The story has a significant number of additional characters, as the TARDIS team are split up and interacting with others at each location. It's always been a problem since Chibnall took over - the return of the "overcrowded TARDIS". Even an issue when you had four and six part stories, but more problematic with 50 minute stories.
This episode really has too many additional characters.
The other big problem of this era is noticeable here - the messaging. It's no problem to have a message. It's the manner in which this is delivered that too often lets the series down under Chibnall. Instead of treating viewers as clever enough to get what's going going on by themselves, we have the message wrapped around a brick and are bludgeoned with it.
It's not quite as hectoring as in Orphan 55, but the Doctor's lecture at the conclusion of the episode is annoying.


Leading the guest cast is Warren Brown, who first came to fame in C4's Shameless and soap opera Hollyoaks. He's often called upon to play police officers, judging from his CV.
Playing his husband Adam is Matthew McNulty, who was fresh from starring opposite David Tennant in the thriller Deadwater Fell. Other roles for him included soap Emmerdale and period dramas Domina, The Musketeers and Jamaica Inn.
Gabriela is Joana Borja, recently seen with Peter Capaldi in Criminal Records.
Suki is Molly Harris, of Disney's Artemis Fowl, and Aruma is played by Thapelo Maropefela.
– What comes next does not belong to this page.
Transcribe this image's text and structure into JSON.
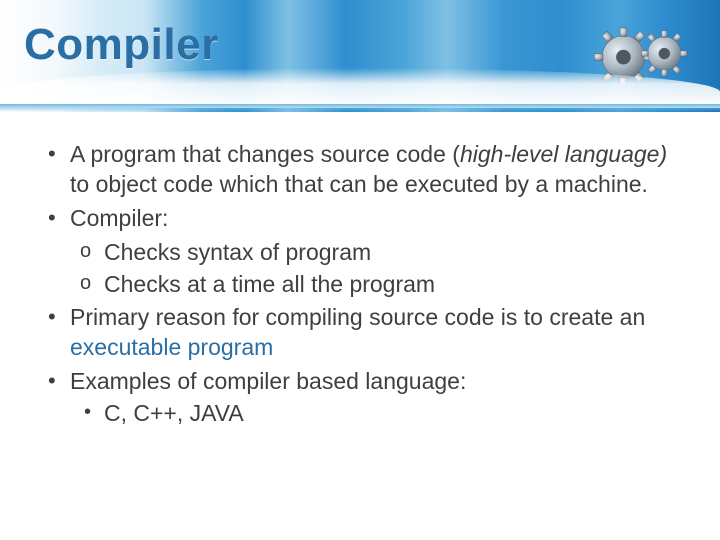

Tragically, the latter died in his sleep following a violent incident in his native South Africa in October 2021, just before his 25th birthday.
Tristan de Beer plays the US submariner, Zach Olson.


Overall, its a story that certainly looks good, with some beautiful sets and locations, but perhaps it's a little too convoluted, with too many characters. The messaging went down like a lead balloon with fans, who regularly vote this the second worst episode of the season.
Things you might like to know:
  • The episode was originally called "Hush" as this was the name of the pathogen before they settled on the more exotic Praxeus.
  • An original draft had Jake track Adam's phone to an apartment block in Hong Kong - home of a nurse. He then followed her to the warehouse where he met Yaz and Graham and found Adam. The hazmat-suited men were going to be plastic people - clones created by Suki and her colleague Sanya - to experiment on to find the cure they sought. The story ended with Adam sacrificing himself to use the spaceship to spread the cure, which threatened only Hong Kong.
  • The Autons do get a mention by the Doctor as she speculates on the pathogen, this being a story about plastic pollution. It's surprising that they were not used as the main threat here. (As it was, Big Finish later ran a Torchwood audio story involving ocean gyres and Nestenes).
  • Doctor Who is hugely popular in Brazil. (The world tour promoting Peter Capaldi's first series included the country). There was therefore much interest there at the casting of Brazilian actress Gabriela Toloi as Jamila.
  • This was the final story on which Neil Gorton's Millennium FX worked as a company. Gorton himself has continued to be associated with the series individually.